Da una parte è vero che, per le ragioni descritte più sopra, situazioni di disagio sociale ed economico potrebbero spiegare da sole questo gap; dall’altra, vari documenti rilevano come le istituzione giudiziarie trattino più severamente i neri che abbiano commesso un reato, con multe e cauzioni più alte e sentenze più lunghe. Più volte trattamenti discriminatori da parte degli agenti nei confronti delle minoranze sono stati insabbiati nonostante prove incontrovertibili; in molte città (ad esempio a Chicago) spesso l’uso della forza non è inserita nei rapporti della polizia, nonostante le testimonianze di neri ed ispanici provino che l’uso della forza sia una prassi comune anche per controlli di routine.

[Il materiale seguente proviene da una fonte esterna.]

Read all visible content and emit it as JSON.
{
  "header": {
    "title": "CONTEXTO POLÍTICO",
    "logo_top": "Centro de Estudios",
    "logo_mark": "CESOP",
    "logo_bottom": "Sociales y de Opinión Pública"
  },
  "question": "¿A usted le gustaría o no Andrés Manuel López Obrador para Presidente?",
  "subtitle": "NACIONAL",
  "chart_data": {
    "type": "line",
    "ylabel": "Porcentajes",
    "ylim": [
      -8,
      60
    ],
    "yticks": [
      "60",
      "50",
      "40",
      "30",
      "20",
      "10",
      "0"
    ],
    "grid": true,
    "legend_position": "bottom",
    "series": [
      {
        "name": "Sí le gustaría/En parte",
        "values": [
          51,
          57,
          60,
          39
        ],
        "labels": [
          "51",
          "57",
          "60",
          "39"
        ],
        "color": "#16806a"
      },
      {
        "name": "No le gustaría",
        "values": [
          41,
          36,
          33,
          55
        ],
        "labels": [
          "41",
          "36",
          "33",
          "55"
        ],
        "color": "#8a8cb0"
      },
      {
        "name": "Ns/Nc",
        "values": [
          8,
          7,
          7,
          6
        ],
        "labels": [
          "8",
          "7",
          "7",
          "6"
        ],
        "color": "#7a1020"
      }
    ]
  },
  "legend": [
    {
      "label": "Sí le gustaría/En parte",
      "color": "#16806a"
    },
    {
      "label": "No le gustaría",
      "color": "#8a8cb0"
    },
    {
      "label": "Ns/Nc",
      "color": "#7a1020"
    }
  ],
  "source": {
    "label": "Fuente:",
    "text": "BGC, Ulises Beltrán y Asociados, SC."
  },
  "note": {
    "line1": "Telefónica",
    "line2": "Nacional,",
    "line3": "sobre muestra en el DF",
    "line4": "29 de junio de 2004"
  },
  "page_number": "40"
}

Tutti sanno che quello di Floyd non è stato il primo, né purtroppo l’ultimo, caso di violenza sproporzionata da parte della polizia negli Stati Uniti, in particolare verso la comunità afroamericana. I progetti Mapping Police Violence e Fatal Force rilevano come siano stati 7663 i cittadini morti durante un fermo della polizia contando solo il periodo 2014-2019. Di questi, prendendo i dati raccolti per gli stessi anni dal sito di statistiche Fatal Encounters, le persone di colore sono circa 2000: più di un quarto del totale, per un segmento di popolazione che costituisce poco più del 12% della popolazione. Secondo un paper pubblicato dalla National Academy of Science, per un uomo di colore è 2,5 volte più probabile morire a causa degli abusi della polizia rispetto ad un maschio bianco, e la sproporzione aumenta tra i 25 e i 29 anni (2.8-4.1 su 100 mila contro 0.9-1.4 per i bianchi della stessa età).

Difficoltà economiche, scarsa mobilità sociale, segregazione abitativa, problematiche educative, trattamento ineguale da parte della legge. Sono questi alcuni degli elementi di un sistema che di fatto discrimina la popolazione non bianca ed in particolare la comunità nera negli Stati Uniti. Un razzismo sistematico e sistemico che crea contraddizioni e fratture non ancora sanate nella società statunitense.

A questo punto la domanda è: visto tutto quello che la comunità afroamericana deve sopportare ogni giorno, come possiamo sorprenderci di quello che è accaduto in questi giorni?